By: Jake Plovanic
After another wildfire season raged through California and the western United States, the debate over how best to minimize and manage future blazes has intensified. The total destruction of the city of Paradise and the loss of scores of lives in the Camp Fire mark a sobering new reality for the agencies tasked with fighting, predicting, and preventing these fires. Climate change is making fire season longer, hotter, and more dangerous in the western states. Cities and suburbs continue to encroach into fire-prone wildland. Both issues require redefining the approach to managing the fires and the forests that fuel them.
Considering that the 2017 Wine Country fires were virtually knocking on Silicon Valley’s door and last year’s fires blanketed the Bay Area with days of dangerously unhealthy smog, it is a fair question to wonder how America’s tech capital can best apply its cutting edge solutions to forest management problems.
Modern Technology and Forest Fires
Wildfire science and climate science are data intensive subjects that have already seen some modern technological applications. Big data is used to help manage fire-fighting responses as soon as fires start. AI has also been used to help predict weather conditions favorable for extreme fires. Machine learning (the subset of AI that uses data sets to refine computer algorithms; for a helpful primer, see this video) has been applied to developing models of wildfires themselves, which then inform the underlying science. Models that can better predict the results of real fires help scientists understand more complicated fire phenomena like the physics of embers. These high-tech tools may also prove useful when developing and enforcing forest management policies that can adequately mitigate the west’s wildfire threat.
Forest Management as Fire Management
One method of managing forests for wildfire prevention involves thinning the forest vegetation by controlled burning or “mechanical treatment,” whereby the fuel loads of dense stands of trees are selectively reduced. This process is controversial; some see thinning as a way to incorporate a flagging timber industry into wildfire management strategies while others doubt the effectiveness of thinning in reducing the severity of fires in the first place. The science tends to fall more in favor of thinning, but due to the heightened variability of fire-favorable weather, it can be difficult to apply a fuel reduction strategy effectively. This is where technology can step in.

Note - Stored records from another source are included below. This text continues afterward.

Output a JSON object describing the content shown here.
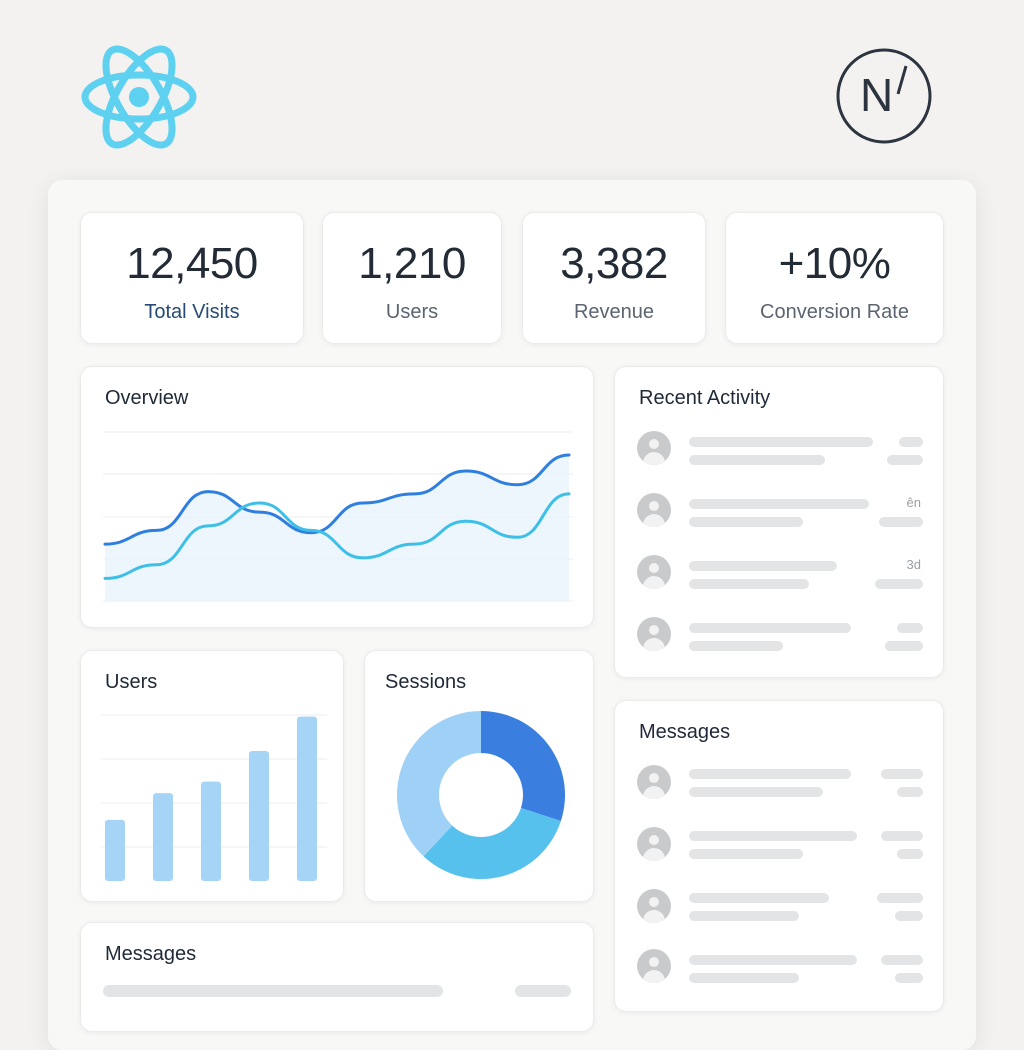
{
  "logos": {
    "left": "react-logo",
    "right": "next-logo",
    "right_letter": "N"
  },
  "stats": [
    {
      "value": "12,450",
      "label": "Total Visits"
    },
    {
      "value": "1,210",
      "label": "Users"
    },
    {
      "value": "3,382",
      "label": "Revenue"
    },
    {
      "value": "+10%",
      "label": "Conversion Rate"
    }
  ],
  "overview": {
    "title": "Overview",
    "chart_data": {
      "type": "line",
      "x": [
        0,
        1,
        2,
        3,
        4,
        5,
        6,
        7,
        8,
        9,
        10
      ],
      "series": [
        {
          "values": [
            2.4,
            3.0,
            4.7,
            3.8,
            2.9,
            4.2,
            4.6,
            5.6,
            5.0,
            6.3
          ]
        },
        {
          "values": [
            0.9,
            1.5,
            3.2,
            4.2,
            3.0,
            1.8,
            2.4,
            3.4,
            2.7,
            4.6
          ]
        }
      ],
      "colors": [
        "#2f7fe0",
        "#3ec0e6"
      ]
    }
  },
  "recent_activity": {
    "title": "Recent Activity",
    "times": [
      "",
      "ên",
      "3d",
      ""
    ]
  },
  "users": {
    "title": "Users",
    "chart_data": {
      "type": "bar",
      "values": [
        3.2,
        4.6,
        5.2,
        6.8,
        8.6
      ],
      "ylim": [
        0,
        9
      ]
    }
  },
  "sessions": {
    "title": "Sessions",
    "chart_data": {
      "type": "pie",
      "values": [
        30,
        32,
        38
      ],
      "colors": [
        "#3a7fe0",
        "#55c1ec",
        "#9fd1f7"
      ]
    }
  },
  "messages_right": {
    "title": "Messages"
  },
  "messages_bottom": {
    "title": "Messages"
  }
}
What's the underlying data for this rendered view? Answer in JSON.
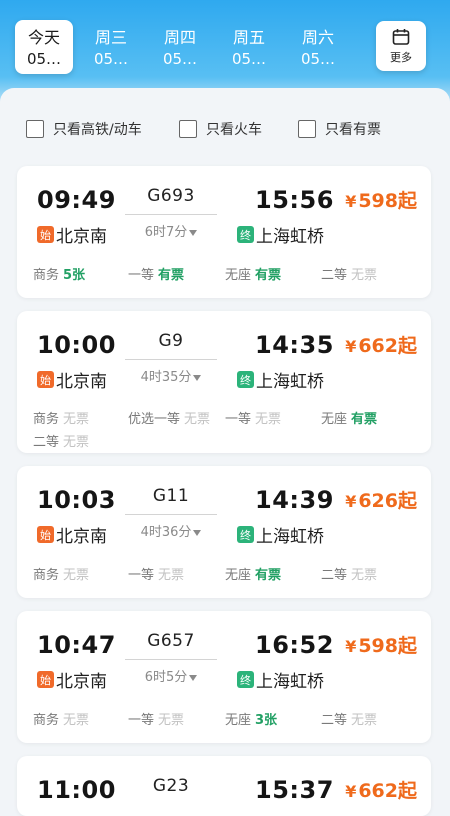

Out of the 350 million acres of forested land in the west, determining where and how much to thin is the type of computational problem ripe for a modern tech solution. This is especially true when combined with the type of fire modeling research already using machine learning algorithms. For example, an algorithm trained on recent fire data could be applied to geographical data of a parcel of candidate forest land. The algorithm could then provide a map of where to best thin the vegetation to achieve adequate fire risk reduction. The algorithm could be further refined with constraints related to the costs of particular thinning strategies. For example, it may be cheaper to thin a handful of larger patches in a given region than several disconnected smaller patches. In this way the management plan can be optimized from the outset. Other machine learning approaches like this are the subject of ongoing research.
A similar approach could help shape policies at the urban/forest interface. Private property in these areas can be required by state or local authorities to maintain defensible space around structures and dwellings. Any undeveloped land is often left untreated and adjacent state or federal land is left to management by those authorities. Here, an appropriate algorithm could be used to determine whether and where stricter requirements for private property management are warranted, or whether specific treatment of adjacent land by a government agency would make existing defensible space even more robust against wildfires. Such a solution also helps prevent one-size-fits-all regulation becoming the primary response to forest management.
Tech Is No Silver Bullet
On the other hand, forest management may be a case where the mere application of technology cannot solve the problem. Thinning does not work everywhere – fires at high elevations are driven more by weather than the state of the forest, and because that weather is driven by climate change, it creates a problem with no easy solution. Technology-guided regulation of property runs into problems of jurisdiction and red tape, particularly in areas where city, state, and federal lands meet. But with the continued encroachment of cities and towns into the forested lands of the western United States, the risk of future destructive wildfires continues to increase. The urban/forest interface is a place where tech-managed thinning can be successful, if even moderately so. Any reduction in the severity or prevalence of catastrophic blazes like the Camp Fire will be positive achievement for modern technology.